Where is cricket in all this? “It’s not cricket” used to be a way of condemning unacceptable behaviour: you could hardly use the expression today. The Cricket Australia website has a lengthy page on The Spirit of Cricket, and a Code of Behaviour it expects to be followed by all those involved in the game. This states that “Cricket is a game that owes much of its unique appeal to the fact that it should be played not only within its Laws but also within the Spirit of the Game. Any action which is seen to abuse this spirit causes injury to the game itself. The major responsibility for ensuring the spirit of fair play rests with the captains.” The code states clearly that “The Spirit of the Game involves RESPECT for your opponents” and for “the game and its traditional values”. It also says that “It is against the Spirit of the Game… to direct abusive language towards an opponent” or to “to seek to distract an opponent either verbally or by harassment… under the guise of enthusiasm and motivation of one’s own side”. It also states that “There is no place for any act of violence on the field of play”. Deliberately aiming a projectile at high speed at someone’s head is an act of violence.

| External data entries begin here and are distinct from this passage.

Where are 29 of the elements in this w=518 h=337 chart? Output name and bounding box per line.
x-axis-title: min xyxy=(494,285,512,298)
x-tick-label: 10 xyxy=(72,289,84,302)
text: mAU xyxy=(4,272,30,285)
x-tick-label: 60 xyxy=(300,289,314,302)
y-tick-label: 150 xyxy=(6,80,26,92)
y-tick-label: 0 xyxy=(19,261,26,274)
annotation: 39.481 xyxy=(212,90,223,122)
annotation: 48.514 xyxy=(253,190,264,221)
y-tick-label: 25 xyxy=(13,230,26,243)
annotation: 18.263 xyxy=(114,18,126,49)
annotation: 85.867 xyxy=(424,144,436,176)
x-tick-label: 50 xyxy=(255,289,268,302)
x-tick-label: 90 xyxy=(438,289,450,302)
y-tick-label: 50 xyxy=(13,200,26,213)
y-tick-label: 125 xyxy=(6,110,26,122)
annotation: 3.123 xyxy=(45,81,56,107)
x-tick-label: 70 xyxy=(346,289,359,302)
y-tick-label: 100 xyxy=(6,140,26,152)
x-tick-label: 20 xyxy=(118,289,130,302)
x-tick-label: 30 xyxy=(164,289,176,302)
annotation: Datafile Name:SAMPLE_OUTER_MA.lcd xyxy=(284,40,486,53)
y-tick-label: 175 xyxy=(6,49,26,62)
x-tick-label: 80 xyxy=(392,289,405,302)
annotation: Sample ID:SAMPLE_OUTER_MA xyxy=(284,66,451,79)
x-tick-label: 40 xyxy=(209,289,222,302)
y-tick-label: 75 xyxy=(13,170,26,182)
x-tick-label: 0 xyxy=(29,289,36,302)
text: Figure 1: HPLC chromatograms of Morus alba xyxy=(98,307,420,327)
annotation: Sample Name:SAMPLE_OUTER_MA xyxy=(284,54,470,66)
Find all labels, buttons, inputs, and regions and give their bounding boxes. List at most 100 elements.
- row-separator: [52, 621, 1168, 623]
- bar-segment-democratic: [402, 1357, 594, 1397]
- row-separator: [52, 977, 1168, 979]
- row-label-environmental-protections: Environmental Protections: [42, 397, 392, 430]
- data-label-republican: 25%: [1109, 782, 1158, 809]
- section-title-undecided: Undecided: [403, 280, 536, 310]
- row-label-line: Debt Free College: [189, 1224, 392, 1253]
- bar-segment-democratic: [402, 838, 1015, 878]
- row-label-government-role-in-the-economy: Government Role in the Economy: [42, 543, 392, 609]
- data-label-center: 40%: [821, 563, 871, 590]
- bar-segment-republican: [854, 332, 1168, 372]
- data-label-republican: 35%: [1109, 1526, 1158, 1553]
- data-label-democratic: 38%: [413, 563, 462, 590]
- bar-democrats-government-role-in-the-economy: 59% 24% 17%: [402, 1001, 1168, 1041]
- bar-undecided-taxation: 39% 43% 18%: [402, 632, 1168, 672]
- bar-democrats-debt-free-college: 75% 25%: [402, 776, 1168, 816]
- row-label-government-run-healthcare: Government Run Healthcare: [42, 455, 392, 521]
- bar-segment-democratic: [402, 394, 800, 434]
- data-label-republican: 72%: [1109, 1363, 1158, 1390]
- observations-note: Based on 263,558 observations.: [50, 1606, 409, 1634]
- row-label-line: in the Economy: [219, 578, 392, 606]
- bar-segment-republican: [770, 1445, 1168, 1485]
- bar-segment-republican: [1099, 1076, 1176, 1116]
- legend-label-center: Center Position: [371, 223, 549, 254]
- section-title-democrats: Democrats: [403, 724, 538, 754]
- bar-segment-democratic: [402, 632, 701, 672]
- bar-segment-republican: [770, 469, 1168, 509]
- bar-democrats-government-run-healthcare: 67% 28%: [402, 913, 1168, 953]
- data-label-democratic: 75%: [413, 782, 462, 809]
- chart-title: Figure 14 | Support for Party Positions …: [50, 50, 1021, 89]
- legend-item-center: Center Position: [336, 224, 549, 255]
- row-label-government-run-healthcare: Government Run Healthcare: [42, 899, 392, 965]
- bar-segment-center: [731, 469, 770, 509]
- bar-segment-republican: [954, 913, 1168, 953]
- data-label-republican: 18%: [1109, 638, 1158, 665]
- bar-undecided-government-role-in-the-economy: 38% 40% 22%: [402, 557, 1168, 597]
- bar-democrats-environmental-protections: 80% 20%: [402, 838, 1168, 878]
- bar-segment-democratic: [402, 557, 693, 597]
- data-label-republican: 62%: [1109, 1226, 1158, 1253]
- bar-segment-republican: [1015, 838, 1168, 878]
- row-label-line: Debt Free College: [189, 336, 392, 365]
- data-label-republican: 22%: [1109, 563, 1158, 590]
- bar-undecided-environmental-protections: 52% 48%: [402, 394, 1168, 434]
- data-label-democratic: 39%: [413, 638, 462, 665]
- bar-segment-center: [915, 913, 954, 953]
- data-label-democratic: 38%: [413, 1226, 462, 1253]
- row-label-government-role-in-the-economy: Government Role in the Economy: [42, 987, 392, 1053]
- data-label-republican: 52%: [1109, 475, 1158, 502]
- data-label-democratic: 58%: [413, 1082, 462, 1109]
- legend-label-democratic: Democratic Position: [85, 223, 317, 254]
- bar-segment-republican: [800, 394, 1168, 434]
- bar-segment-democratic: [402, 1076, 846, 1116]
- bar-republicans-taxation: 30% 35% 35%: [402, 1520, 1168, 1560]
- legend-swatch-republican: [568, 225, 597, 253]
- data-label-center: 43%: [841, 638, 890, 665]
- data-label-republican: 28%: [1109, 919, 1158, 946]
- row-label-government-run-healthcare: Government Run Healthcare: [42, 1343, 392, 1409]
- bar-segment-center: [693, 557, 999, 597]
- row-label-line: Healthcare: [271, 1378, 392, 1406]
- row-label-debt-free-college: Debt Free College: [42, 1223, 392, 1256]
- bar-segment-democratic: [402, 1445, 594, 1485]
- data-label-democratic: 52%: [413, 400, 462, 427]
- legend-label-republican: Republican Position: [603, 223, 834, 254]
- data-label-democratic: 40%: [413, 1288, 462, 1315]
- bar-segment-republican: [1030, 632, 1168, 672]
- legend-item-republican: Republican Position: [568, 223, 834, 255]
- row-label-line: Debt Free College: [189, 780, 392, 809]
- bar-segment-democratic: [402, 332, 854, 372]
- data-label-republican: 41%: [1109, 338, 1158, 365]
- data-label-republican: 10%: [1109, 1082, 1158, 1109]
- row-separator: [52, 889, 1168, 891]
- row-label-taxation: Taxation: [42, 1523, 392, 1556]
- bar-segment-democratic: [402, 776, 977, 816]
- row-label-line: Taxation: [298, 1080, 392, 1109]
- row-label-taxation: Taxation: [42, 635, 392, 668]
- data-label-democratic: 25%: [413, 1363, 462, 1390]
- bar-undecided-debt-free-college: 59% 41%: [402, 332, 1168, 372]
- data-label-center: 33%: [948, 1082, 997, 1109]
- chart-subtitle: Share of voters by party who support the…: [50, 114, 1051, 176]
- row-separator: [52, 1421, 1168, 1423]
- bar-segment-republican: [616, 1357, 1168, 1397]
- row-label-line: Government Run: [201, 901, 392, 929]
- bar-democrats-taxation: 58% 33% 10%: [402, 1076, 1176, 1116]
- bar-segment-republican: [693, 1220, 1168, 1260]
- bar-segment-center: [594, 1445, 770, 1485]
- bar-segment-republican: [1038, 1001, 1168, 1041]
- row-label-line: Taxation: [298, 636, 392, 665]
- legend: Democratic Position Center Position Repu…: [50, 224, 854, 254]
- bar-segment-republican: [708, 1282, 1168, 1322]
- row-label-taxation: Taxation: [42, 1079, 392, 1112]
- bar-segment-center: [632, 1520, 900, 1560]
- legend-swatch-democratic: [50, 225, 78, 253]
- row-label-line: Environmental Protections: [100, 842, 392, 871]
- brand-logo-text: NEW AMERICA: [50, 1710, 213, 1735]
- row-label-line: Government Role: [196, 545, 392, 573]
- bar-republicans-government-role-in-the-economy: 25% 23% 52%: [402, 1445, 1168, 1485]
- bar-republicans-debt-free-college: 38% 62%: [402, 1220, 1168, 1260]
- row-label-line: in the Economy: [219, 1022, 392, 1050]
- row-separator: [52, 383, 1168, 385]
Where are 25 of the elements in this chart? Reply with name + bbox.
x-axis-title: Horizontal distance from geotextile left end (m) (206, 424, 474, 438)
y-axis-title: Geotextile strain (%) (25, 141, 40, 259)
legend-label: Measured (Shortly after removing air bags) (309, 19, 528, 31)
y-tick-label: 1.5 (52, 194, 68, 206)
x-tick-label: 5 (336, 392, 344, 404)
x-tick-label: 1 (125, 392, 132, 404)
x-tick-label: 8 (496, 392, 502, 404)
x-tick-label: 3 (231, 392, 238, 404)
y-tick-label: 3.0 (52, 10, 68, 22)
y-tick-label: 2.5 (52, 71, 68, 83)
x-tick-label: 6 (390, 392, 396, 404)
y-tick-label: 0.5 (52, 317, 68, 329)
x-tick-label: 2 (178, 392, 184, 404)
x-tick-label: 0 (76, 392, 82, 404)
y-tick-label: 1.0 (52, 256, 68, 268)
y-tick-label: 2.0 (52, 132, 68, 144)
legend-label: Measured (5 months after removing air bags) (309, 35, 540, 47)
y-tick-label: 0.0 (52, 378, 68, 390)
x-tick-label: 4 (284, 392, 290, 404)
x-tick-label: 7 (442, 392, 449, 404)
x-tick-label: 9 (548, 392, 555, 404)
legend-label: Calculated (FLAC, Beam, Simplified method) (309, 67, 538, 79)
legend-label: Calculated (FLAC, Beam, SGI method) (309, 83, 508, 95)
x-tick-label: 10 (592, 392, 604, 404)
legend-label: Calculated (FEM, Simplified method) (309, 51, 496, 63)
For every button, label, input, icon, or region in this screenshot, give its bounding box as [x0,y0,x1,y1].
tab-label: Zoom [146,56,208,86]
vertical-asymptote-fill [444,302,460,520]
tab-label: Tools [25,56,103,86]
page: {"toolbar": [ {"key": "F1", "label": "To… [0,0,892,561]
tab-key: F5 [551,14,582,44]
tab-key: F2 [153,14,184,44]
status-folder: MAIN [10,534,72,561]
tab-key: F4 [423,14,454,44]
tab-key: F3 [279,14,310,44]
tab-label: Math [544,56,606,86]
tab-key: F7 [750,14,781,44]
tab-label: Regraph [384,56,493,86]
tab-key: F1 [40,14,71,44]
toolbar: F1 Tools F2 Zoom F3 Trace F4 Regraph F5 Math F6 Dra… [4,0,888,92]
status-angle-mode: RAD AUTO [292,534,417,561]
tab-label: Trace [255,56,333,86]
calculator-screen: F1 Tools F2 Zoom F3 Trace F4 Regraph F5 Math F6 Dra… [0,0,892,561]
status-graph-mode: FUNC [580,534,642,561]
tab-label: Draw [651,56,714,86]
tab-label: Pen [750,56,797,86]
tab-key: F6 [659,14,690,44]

As Jonathan Howcroft comments, “Is this really how we want the Ashes to be played out? Three months of acrimony, name-calling, belittling and bullying? I’m sure the answer to that question for a lot of fans is ‘as long as we win …’. But isn’t there more to it than that? Isn’t the Ashes in particular about more than that? If it’s about winning and winning alone I’d rather someone just tossed a loaded coin and put England back on a plane…”
But what a pity; what a real shame it is that so noble a game can have sunk so low. “Three months of acrimony, name-calling, belittling and bullying”. I don’t know that I shall be listening to Test Match Special any more during this Australian series, except perhaps for the Daily podcast: I can’t entirely renounce my regular TMS fix of Geoffrey Boycott. But I won’t be losing any more sleep to go through all that again.